Hi nao,
There can be a difference between wanting and needing! I'm not being flippant, I think it's good to consider how much a reluctance to start therapy might be due to a natural and understandable wish that we didn't have to do it. In what ways might you not need to? Do you have other ways to process what happened and live the kind of life you want to?
I think it's helpful to think about therapy as more than talking about traumatic experiences. It's also about helping us develop our ability to cope and function, to get stronger and more stable, to have more awareness of ourselves, to have more understanding and compassion for ourselves, and to manage relationships better. Personally, I think the initial stages of therapy should be focussing only on some of those things anyway. I think we need to first establish ways to cope and stay stable, because those skills will help us to do trauma work later, when we've built up some trust with our therapists.
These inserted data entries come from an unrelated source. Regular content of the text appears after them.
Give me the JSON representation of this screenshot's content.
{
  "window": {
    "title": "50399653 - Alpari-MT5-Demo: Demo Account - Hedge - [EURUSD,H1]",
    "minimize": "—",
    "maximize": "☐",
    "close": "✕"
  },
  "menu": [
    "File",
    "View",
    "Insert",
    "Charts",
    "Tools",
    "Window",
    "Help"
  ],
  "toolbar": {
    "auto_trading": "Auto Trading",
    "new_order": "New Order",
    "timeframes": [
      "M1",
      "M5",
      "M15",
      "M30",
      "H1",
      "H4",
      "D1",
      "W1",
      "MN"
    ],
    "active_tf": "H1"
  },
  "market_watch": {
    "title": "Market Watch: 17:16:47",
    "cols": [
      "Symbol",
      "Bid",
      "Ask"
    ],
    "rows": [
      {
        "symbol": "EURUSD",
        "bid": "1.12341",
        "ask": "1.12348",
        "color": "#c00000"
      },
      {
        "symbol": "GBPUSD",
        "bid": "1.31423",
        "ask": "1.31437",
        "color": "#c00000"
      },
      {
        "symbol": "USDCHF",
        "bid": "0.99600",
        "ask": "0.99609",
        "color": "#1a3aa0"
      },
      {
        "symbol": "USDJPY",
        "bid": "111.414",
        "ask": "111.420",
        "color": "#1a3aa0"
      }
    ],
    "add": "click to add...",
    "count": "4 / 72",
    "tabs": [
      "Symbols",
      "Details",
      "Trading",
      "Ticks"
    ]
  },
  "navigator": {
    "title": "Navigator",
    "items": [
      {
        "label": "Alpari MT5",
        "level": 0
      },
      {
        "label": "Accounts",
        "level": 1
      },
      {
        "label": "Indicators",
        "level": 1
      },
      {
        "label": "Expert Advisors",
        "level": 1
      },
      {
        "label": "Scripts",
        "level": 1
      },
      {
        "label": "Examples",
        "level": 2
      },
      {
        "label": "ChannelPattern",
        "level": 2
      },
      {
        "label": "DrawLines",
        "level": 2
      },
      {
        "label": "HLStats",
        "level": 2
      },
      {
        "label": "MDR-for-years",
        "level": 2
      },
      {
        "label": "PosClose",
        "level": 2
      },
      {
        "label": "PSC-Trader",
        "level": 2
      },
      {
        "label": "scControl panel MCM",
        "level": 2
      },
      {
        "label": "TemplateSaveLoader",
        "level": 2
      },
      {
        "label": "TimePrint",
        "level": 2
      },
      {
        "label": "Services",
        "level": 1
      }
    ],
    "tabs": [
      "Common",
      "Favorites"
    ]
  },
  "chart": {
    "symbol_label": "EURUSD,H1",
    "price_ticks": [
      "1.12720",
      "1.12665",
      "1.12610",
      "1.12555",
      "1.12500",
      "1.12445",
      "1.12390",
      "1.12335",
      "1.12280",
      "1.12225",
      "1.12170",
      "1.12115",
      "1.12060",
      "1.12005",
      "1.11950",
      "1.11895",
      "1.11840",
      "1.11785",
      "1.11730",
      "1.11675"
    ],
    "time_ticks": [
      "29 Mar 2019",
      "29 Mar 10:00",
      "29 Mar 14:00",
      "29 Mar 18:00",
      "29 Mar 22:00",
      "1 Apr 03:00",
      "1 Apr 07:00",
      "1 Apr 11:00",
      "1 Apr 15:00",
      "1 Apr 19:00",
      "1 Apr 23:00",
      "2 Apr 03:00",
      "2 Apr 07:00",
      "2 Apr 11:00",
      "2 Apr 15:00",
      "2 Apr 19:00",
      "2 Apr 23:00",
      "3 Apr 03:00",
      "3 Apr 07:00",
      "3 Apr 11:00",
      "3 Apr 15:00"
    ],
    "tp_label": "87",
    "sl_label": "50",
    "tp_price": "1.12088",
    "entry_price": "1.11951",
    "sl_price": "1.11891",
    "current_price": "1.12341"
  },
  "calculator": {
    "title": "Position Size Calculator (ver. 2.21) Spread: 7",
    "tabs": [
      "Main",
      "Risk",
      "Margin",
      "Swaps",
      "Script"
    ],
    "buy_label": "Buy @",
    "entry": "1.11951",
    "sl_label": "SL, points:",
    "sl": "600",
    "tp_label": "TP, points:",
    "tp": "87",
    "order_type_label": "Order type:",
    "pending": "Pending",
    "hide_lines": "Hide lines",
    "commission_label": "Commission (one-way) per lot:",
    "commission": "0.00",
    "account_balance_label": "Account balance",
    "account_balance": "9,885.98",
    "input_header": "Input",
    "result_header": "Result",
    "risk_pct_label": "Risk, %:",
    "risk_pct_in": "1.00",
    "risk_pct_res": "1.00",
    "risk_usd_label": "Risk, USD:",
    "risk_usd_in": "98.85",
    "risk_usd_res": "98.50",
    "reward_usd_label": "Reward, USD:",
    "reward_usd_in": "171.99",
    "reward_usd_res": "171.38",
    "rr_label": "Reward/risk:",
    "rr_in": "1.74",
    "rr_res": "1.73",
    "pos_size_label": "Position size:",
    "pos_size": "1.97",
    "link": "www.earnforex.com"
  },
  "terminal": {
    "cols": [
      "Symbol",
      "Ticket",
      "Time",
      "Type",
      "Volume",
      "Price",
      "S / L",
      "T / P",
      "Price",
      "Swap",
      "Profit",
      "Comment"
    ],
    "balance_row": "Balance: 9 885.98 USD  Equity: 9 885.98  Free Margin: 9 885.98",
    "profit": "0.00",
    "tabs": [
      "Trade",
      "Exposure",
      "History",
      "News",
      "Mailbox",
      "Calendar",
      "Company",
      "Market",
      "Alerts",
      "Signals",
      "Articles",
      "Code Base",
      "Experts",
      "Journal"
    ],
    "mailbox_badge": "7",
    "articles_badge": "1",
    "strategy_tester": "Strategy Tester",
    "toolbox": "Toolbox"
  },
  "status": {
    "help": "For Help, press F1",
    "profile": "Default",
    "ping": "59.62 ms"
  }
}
Also, bear in mind that there are different types of therapy. What's best for one person right now might be different from what another person needs. Some people want to use very direct approaches like cognitive behavioural therapy/exposure therapy, some EMDR, some much more general talk-based therapy, some faith-based therapy etc. How quickly you start talking about what happened, and how you approach that, depends partly on the therapist and the approach you choose.
I think probably most of us have struggled with the idea of having to talk to someone about what happened. If you see a therapist who's qualified and experienced in working with trauma survivors and PTSD, which I think is important, then they should understand how difficult it is and work with you to help you do that. We do have to push ourselves, but we don't have to start talking the moment we walk in the door (unless we want to).